World Heritage Review
n°70 December 2013
http://whc.unesco.org/en/review/70/
Theme: Synergies to Protect Sites
At the 1992 Earth Summit in Rio de Janeiro, world leaders agreed that the conservation of biodiversity was one of the cornerstones of sustainable development. They acknowledged that the world was facing an unprecedented wave of species extinction and the rapid destruction of ecosystems and decided that it was urgent to halt the global loss of biodiversity in order to ensure that we leave a healthy and viable world for future generations. To achieve this, the Rio Summit adopted the Convention on Biological Diversity (CBD). This agreement, which has been adhered to by the vast majority of governments, sets out commitments for maintaining the world’s ecological foundations as economic development accelerates.
The Convention on Biological Diversity completed the international instruments the global community has developed in the run-up and follow-up to the first United Nations Conference on the Human Environment (Stockholm, 1972). The World Heritage Convention was one of the first of these instruments and since its adoption by the General Conference of UNESCO that same year, has made a very important contribution by ensuring the conservation of the most outstanding places for biodiversity and ecosystems. Today, these sites in total cover over 10 per cent of the surface of the global network of protected areas.
But the battle for conserving world biodiversity is far from won. The 2010 CBD Conference of the Parties adopted a new Strategic Plan for Biodiversity for the next decade, setting out twenty ambitious and specific targets, known as the Aichi Biodiversity Targets. This new plan will be the overarching framework on biodiversity, not only for all the biodiversity-related conventions, including the World Heritage Convention, but for the entire United Nations system.

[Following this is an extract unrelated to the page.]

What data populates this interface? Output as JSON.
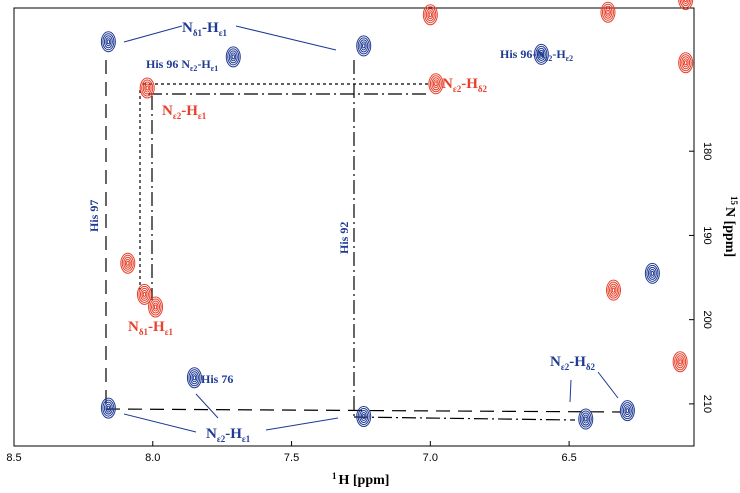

This issue explores how the World Heritage Convention contributes to achieving these targets, by working in synergy with other site-based instruments. Cultural landscapes and their overlap with protected areas are examined in sites such as Iceland’s Þingvellir (Thingvellir) National Park; Global Geoparks and their affiliation with World Heritage sites, including Messel Pit Fossil Site (Germany); joint Biosphere Reserves and World Heritage sites, such as Socotra Archipelago (Yemen); and Wetlands of International Importance (Ramsar List) that are also World Heritage sites, such as Slovenia’s Škocjan Caves. These articles demonstrate how these different instruments contribute in synergistic and complementary ways towards achieving sustainable development.